La ira y la impotencia crecían como un monstruo que le retorcía las tripas a Jorge, se sintió enloquecer, el suelo no lo podía sostener y el aire era irrespirable, al borde del desmayo, se sentó en el barro y durante algunos minutos observó al padre rezar y lanzar agua bendita sobre Argüello, pero el hombre seguía ahí, vivo, sin más problema que no poder moverse, estaba seguro de que en algún momento pediría algo para comer y seguramente Romina lo atendería. Creyó que era imposible recibir más humillación que aquella. Rendido en su impotencia se descargó en llanto.
—Por ahí esto es porque no teníamos que matarlo nosotros— Intentó consolarlo Ezequiel que se sentó a su lado dejando su machete a un lado—Imaginate que le matabas y te ibas preso, o venía la familia a matarte a vos. No era pa que le matemos y ya está. ¿Vo no ve que es un milagro lo que pasa acá?
Jorge solo escuchaba, pensó que además ahora todos iban a decir que Argüello este era un santo o un profeta, y qué él iba a ser para siempre al que el santito le robo la mujer.
—¿No ves que es un milagro?
—Callate, que hace nada andabas diciendo que era un endemoniado.
—Yo digo que es un milagro pero para vos, que a vos te salvaron de matarle.
—Acá todavía no se salvó nadie— Sentenció decidido Jorge apretando los dientes y el rostro nuevamente enrojecido de ira —Yo a este lo mato, este se muere porque lo mato yo, lo pico en cuadraditos si hace falta, pero se muere.
Se paró de un golpe y con la autoridad de quién se piensa dueño de la justicia decidió ponerle final a aquel milagro.
—Padre, usted lo que tiene que hacer e la estremunción esa que le dicen, porque este se muere ya.
—¡Ni Dios me mata me va matá vos pedazo de cornudo!
Aludido en la provocación enderezó el paso contra Argüello y de un planchazo de machete marcó el rostro del cura que intentó ponerse en su camino. Ezequiel intentó en vano detenerlo, los gritos de la madre llenaron el aire de aquella mañana, pero la ira lo dominó, levantó su arma y apuntó al cuello, de un golpe limpió esperaba arrancarle la cabeza y seguir golpeando hasta el final, costara lo que costara.

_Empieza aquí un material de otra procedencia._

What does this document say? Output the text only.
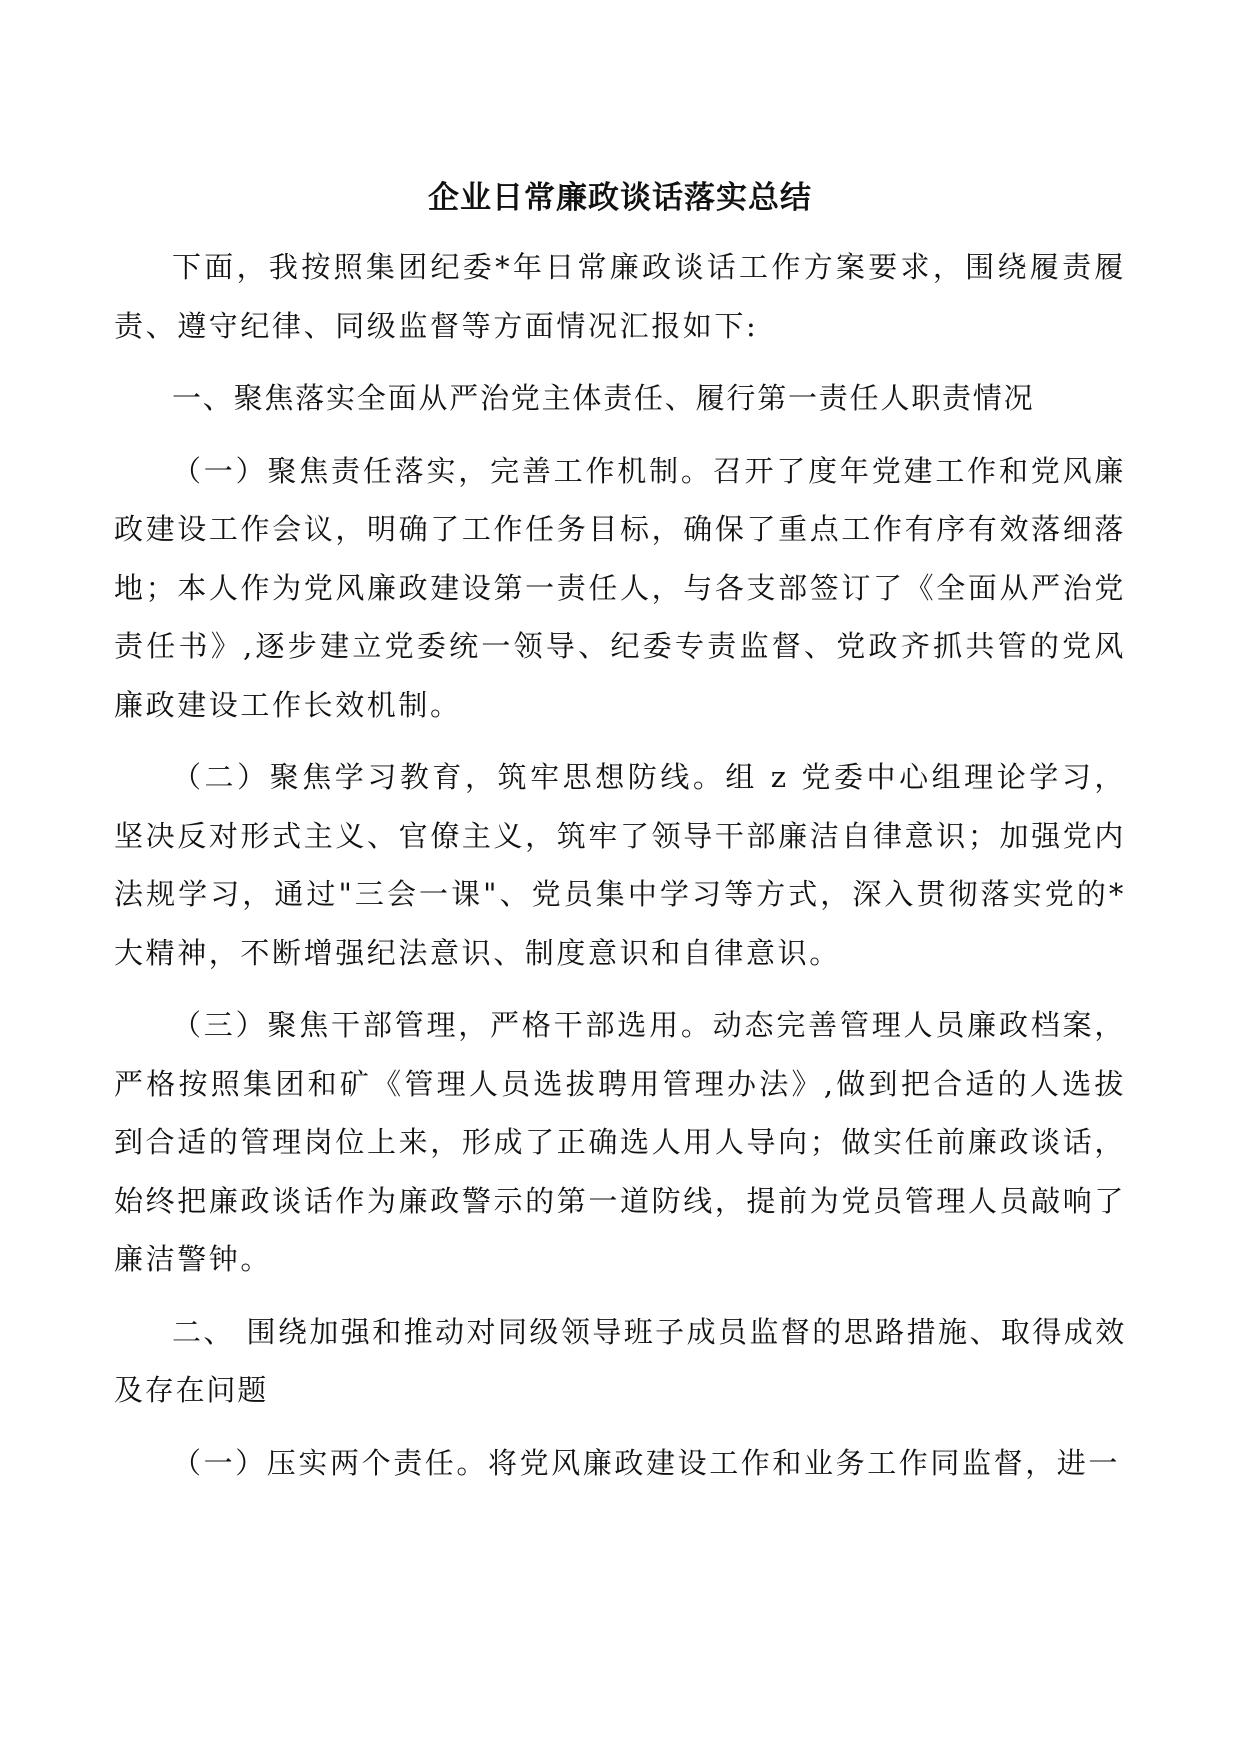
企业日常廉政谈话落实总结

下面，我按照集团纪委*年日常廉政谈话工作方案要求，围绕履责履责、遵守纪律、同级监督等方面情况汇报如下:

一、聚焦落实全面从严治党主体责任、履行第一责任人职责情况

（一）聚焦责任落实，完善工作机制。召开了度年党建工作和党风廉政建设工作会议，明确了工作任务目标，确保了重点工作有序有效落细落地；本人作为党风廉政建设第一责任人，与各支部签订了《全面从严治党责任书》,逐步建立党委统一领导、纪委专责监督、党政齐抓共管的党风廉政建设工作长效机制。

（二）聚焦学习教育，筑牢思想防线。组 z 党委中心组理论学习，坚决反对形式主义、官僚主义，筑牢了领导干部廉洁自律意识；加强党内法规学习，通过"三会一课"、党员集中学习等方式，深入贯彻落实党的*大精神，不断增强纪法意识、制度意识和自律意识。

（三）聚焦干部管理，严格干部选用。动态完善管理人员廉政档案，严格按照集团和矿《管理人员选拔聘用管理办法》,做到把合适的人选拔到合适的管理岗位上来，形成了正确选人用人导向；做实任前廉政谈话，始终把廉政谈话作为廉政警示的第一道防线，提前为党员管理人员敲响了廉洁警钟。

二、 围绕加强和推动对同级领导班子成员监督的思路措施、取得成效及存在问题

（一）压实两个责任。将党风廉政建设工作和业务工作同监督，进一
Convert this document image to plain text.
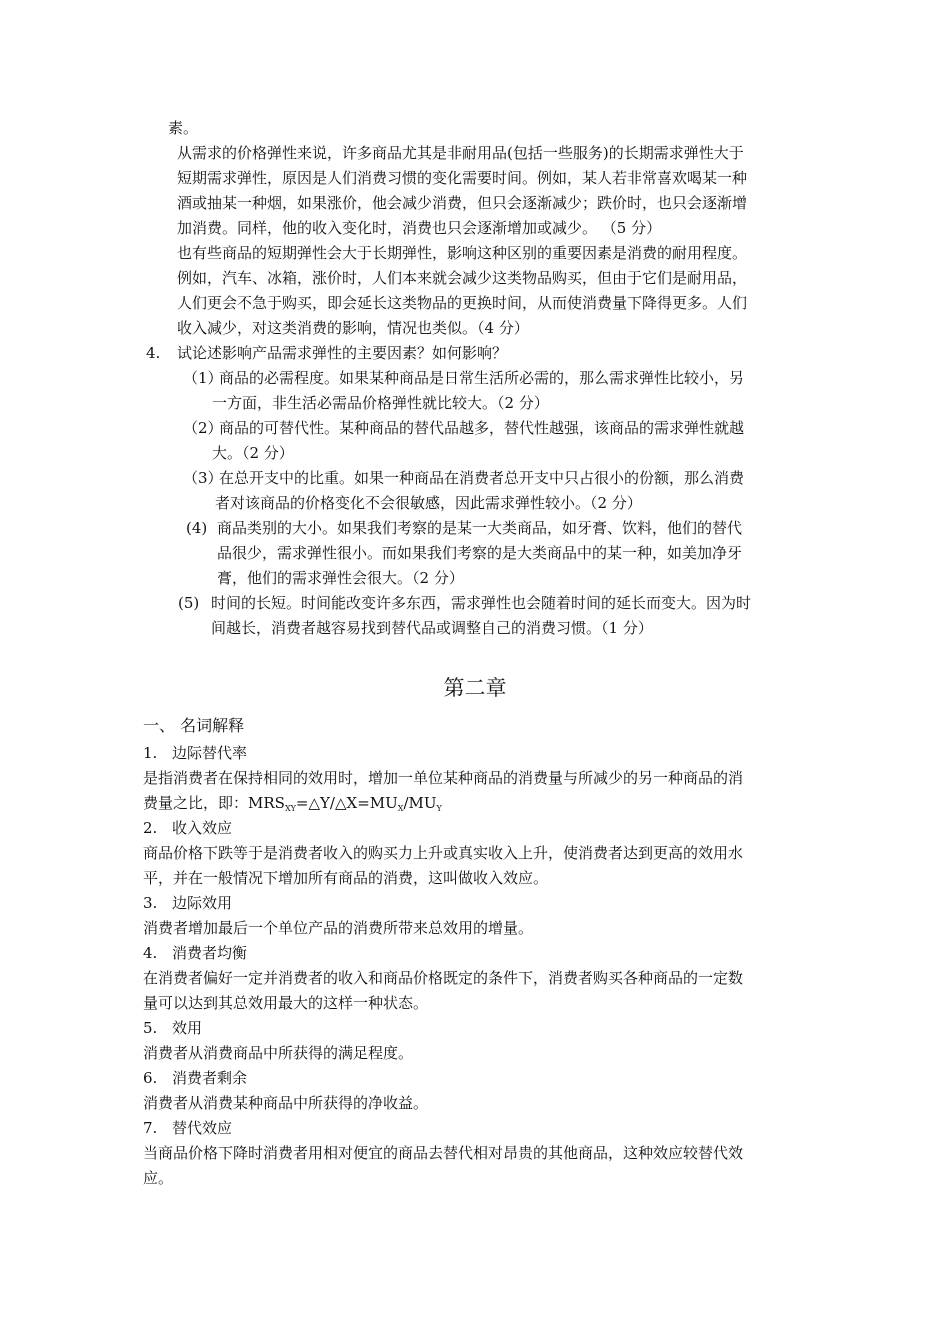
素。
从需求的价格弹性来说，许多商品尤其是非耐用品(包括一些服务)的长期需求弹性大于
短期需求弹性，原因是人们消费习惯的变化需要时间。例如，某人若非常喜欢喝某一种
酒或抽某一种烟，如果涨价，他会减少消费，但只会逐渐减少；跌价时，也只会逐渐增
加消费。同样，他的收入变化时，消费也只会逐渐增加或减少。 （5 分）
也有些商品的短期弹性会大于长期弹性，影响这种区别的重要因素是消费的耐用程度。
例如，汽车、冰箱，涨价时，人们本来就会减少这类物品购买，但由于它们是耐用品，
人们更会不急于购买，即会延长这类物品的更换时间，从而使消费量下降得更多。人们
收入减少，对这类消费的影响，情况也类似。（4 分）
4. 试论述影响产品需求弹性的主要因素？如何影响？
（1）
商品的必需程度。如果某种商品是日常生活所必需的，那么需求弹性比较小，另
一方面，非生活必需品价格弹性就比较大。（2 分）
（2）
商品的可替代性。某种商品的替代品越多，替代性越强，该商品的需求弹性就越
大。（2 分）
（3）
在总开支中的比重。如果一种商品在消费者总开支中只占很小的份额，那么消费
者对该商品的价格变化不会很敏感，因此需求弹性较小。（2 分）
(4) 商品类别的大小。如果我们考察的是某一大类商品，如牙膏、饮料，他们的替代
品很少，需求弹性很小。而如果我们考察的是大类商品中的某一种，如美加净牙
膏，他们的需求弹性会很大。（2 分）
(5) 时间的长短。时间能改变许多东西，需求弹性也会随着时间的延长而变大。因为时
间越长，消费者越容易找到替代品或调整自己的消费习惯。（1 分）
第二章
一、 名词解释
1. 边际替代率
是指消费者在保持相同的效用时，增加一单位某种商品的消费量与所减少的另一种商品的消
费量之比，即：$MRS_{XY}=\triangle Y/\triangle X=MU_X/MU_Y$
2. 收入效应
商品价格下跌等于是消费者收入的购买力上升或真实收入上升，使消费者达到更高的效用水
平，并在一般情况下增加所有商品的消费，这叫做收入效应。
3. 边际效用
消费者增加最后一个单位产品的消费所带来总效用的增量。
4. 消费者均衡
在消费者偏好一定并消费者的收入和商品价格既定的条件下，消费者购买各种商品的一定数
量可以达到其总效用最大的这样一种状态。
5. 效用
消费者从消费商品中所获得的满足程度。
6. 消费者剩余
消费者从消费某种商品中所获得的净收益。
7. 替代效应
当商品价格下降时消费者用相对便宜的商品去替代相对昂贵的其他商品，这种效应较替代效
应。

El machete bajó silbando y se clavó en el tronco, la cabeza haciendo sonar la chapa, cuando se detuvo los ojos del decapitado buscaron los del fracasado matador, pero Michalski no estaba dispuesto a rendirse. Forcejeo para sacar el machete de aquel eucalipto, pero la ira con la que había acertado ese golpe le había dado una fuerza que ahora ya no tenía. Tomó la empuñadura con las dos manos, pero antes de poder moverlo, vio al mundo enrojecerse, perdió toda fuerza que aún le quedaba y cayo de rodillas. No sintió dolor, solo la presión y el movimiento de la hoja, escucho el ruido de los huesos de su cráneo romperse cuando Romina arrancó el machete de su cabeza y rápidamente dio un segundo golpe para rematarlo.
Se dejó caer, en el suelo, lo último que vio antes de morir, fueron los ojos angustiados de Argüello, tan vivo como cualquier otro día.